Southern Co's Nuclear Game Plan



> It could be the start of a much bigger round of nuclear construction in the U.S.--if the controlling owner of the site, Southern Co., can pull this off. "Success here is the linchpin for the nuclear industry in this country," says Joseph (Buzz) Miller, executive vice president for nuclear development for Southern.
> The failures of the last round of U.S. nuclear building were legion. Cost overruns and construction delays sent utilities into bankruptcy, led to the cancelation of 63 planned reactors and set back governments and ratepayers billions of dollars. A 1985 article in FORBES (Feb. 11) made the case that the U.S. nuclear power program was the largest managerial disaster in business history. When the Tennessee Valley Authority ( TVC - news - people )'s Watts Bar reactor powered up in 1996 after 23 years of construction, it seemed to mark the end of the nuclear age.
> 
> Now Southern Co. is trying to revive it with a pair of reactors set to come online in 2016 and 2017 next to two older reactors at its Vogtle power station, 30 miles south of Augusta. At $31 billion, Southern, based in Atlanta, is the biggest utility in the country by market value. It runs 73 fossil and hydro plants along with six nuclear reactors at three sites. The company earned $1.6 billion in 2009 on $15.7 billion in revenues and has the reputation on Wall Street as one of the best-managed utilities. If someone's going to build a nuke, it probably should be Southern.
> ...


----------



## Supe (Sep 9, 2010)

As someone on the "inside" of all four new reactors going up in the southeast, I can't help but laugh at the "no delays, no cost overruns" part.
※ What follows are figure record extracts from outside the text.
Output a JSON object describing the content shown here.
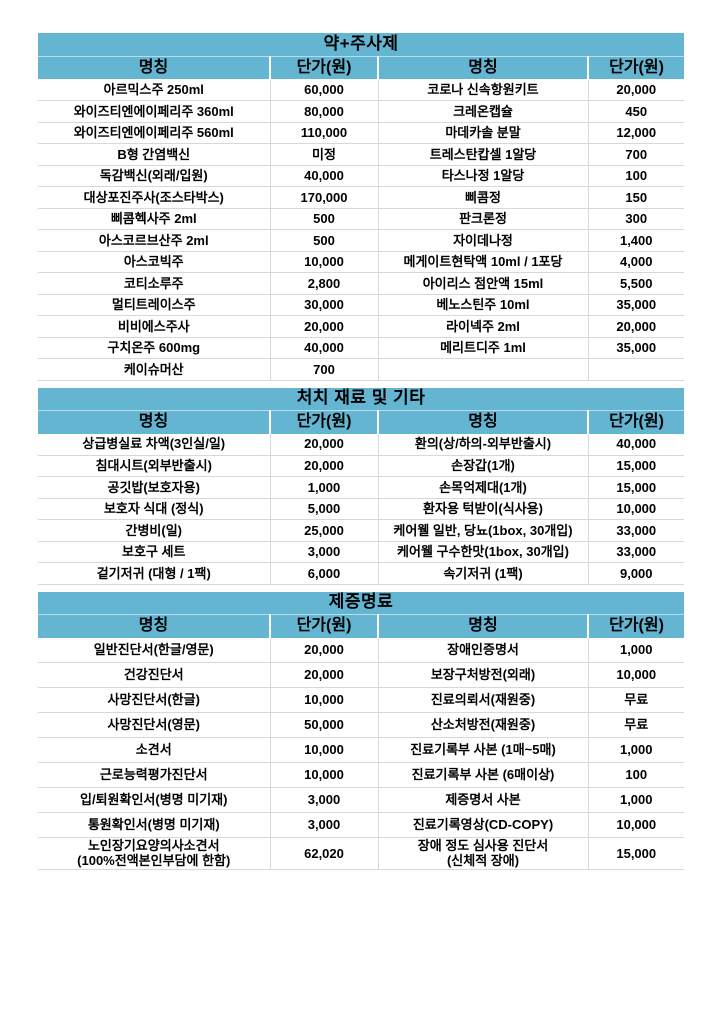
{
  "colors": {
    "header_bg": "#63b5d1",
    "grid_line": "#d8d8d8",
    "text": "#000000",
    "page_bg": "#ffffff"
  },
  "columns": [
    "명칭",
    "단가(원)",
    "명칭",
    "단가(원)"
  ],
  "sections": [
    {
      "title": "약+주사제",
      "rows": [
        [
          "아르믹스주 250ml",
          "60,000",
          "코로나 신속항원키트",
          "20,000"
        ],
        [
          "와이즈티엔에이페리주 360ml",
          "80,000",
          "크레온캡슐",
          "450"
        ],
        [
          "와이즈티엔에이페리주 560ml",
          "110,000",
          "마데카솔 분말",
          "12,000"
        ],
        [
          "B형 간염백신",
          "미정",
          "트레스탄캅셀 1알당",
          "700"
        ],
        [
          "독감백신(외래/입원)",
          "40,000",
          "타스나정 1알당",
          "100"
        ],
        [
          "대상포진주사(조스타박스)",
          "170,000",
          "삐콤정",
          "150"
        ],
        [
          "삐콤헥사주 2ml",
          "500",
          "판크론정",
          "300"
        ],
        [
          "아스코르브산주 2ml",
          "500",
          "자이데나정",
          "1,400"
        ],
        [
          "아스코빅주",
          "10,000",
          "메게이트현탁액 10ml / 1포당",
          "4,000"
        ],
        [
          "코티소루주",
          "2,800",
          "아이리스 점안액 15ml",
          "5,500"
        ],
        [
          "멀티트레이스주",
          "30,000",
          "베노스틴주 10ml",
          "35,000"
        ],
        [
          "비비에스주사",
          "20,000",
          "라이넥주 2ml",
          "20,000"
        ],
        [
          "구치온주 600mg",
          "40,000",
          "메리트디주 1ml",
          "35,000"
        ],
        [
          "케이슈머산",
          "700",
          "",
          ""
        ]
      ]
    },
    {
      "title": "처치 재료 및 기타",
      "rows": [
        [
          "상급병실료 차액(3인실/일)",
          "20,000",
          "환의(상/하의-외부반출시)",
          "40,000"
        ],
        [
          "침대시트(외부반출시)",
          "20,000",
          "손장갑(1개)",
          "15,000"
        ],
        [
          "공깃밥(보호자용)",
          "1,000",
          "손목억제대(1개)",
          "15,000"
        ],
        [
          "보호자 식대 (정식)",
          "5,000",
          "환자용 턱받이(식사용)",
          "10,000"
        ],
        [
          "간병비(일)",
          "25,000",
          "케어웰 일반, 당뇨(1box, 30개입)",
          "33,000"
        ],
        [
          "보호구 세트",
          "3,000",
          "케어웰 구수한맛(1box, 30개입)",
          "33,000"
        ],
        [
          "겉기저귀 (대형 / 1팩)",
          "6,000",
          "속기저귀 (1팩)",
          "9,000"
        ]
      ]
    },
    {
      "title": "제증명료",
      "rows": [
        [
          "일반진단서(한글/영문)",
          "20,000",
          "장애인증명서",
          "1,000"
        ],
        [
          "건강진단서",
          "20,000",
          "보장구처방전(외래)",
          "10,000"
        ],
        [
          "사망진단서(한글)",
          "10,000",
          "진료의뢰서(재원중)",
          "무료"
        ],
        [
          "사망진단서(영문)",
          "50,000",
          "산소처방전(재원중)",
          "무료"
        ],
        [
          "소견서",
          "10,000",
          "진료기록부 사본 (1매~5매)",
          "1,000"
        ],
        [
          "근로능력평가진단서",
          "10,000",
          "진료기록부 사본 (6매이상)",
          "100"
        ],
        [
          "입/퇴원확인서(병명 미기재)",
          "3,000",
          "제증명서 사본",
          "1,000"
        ],
        [
          "통원확인서(병명 미기재)",
          "3,000",
          "진료기록영상(CD-COPY)",
          "10,000"
        ],
        [
          "노인장기요양의사소견서\n(100%전액본인부담에 한함)",
          "62,020",
          "장애 정도 심사용 진단서\n(신체적 장애)",
          "15,000"
        ]
      ]
    }
  ]
}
A) Vogtle craft is 100% union.

B) They're already behind schedule, mostly due to delays out of the module shops.

Jenkinsville (SCE&amp;G) is on target so far, but there are going to be delays there, too. As it is, we're running around like chickens with our heads cut off to meet deadlines already, hence my diminished presence on EB.com lately.

FYI, the South Texas nuclear project was originally scheduled along the same time frame as Vogtle and VC Summer, but permitting has been slower for the BWR design, and rumor has it that they are giving Fluor the boot and moving to a different contractor, which has also created delays.


----------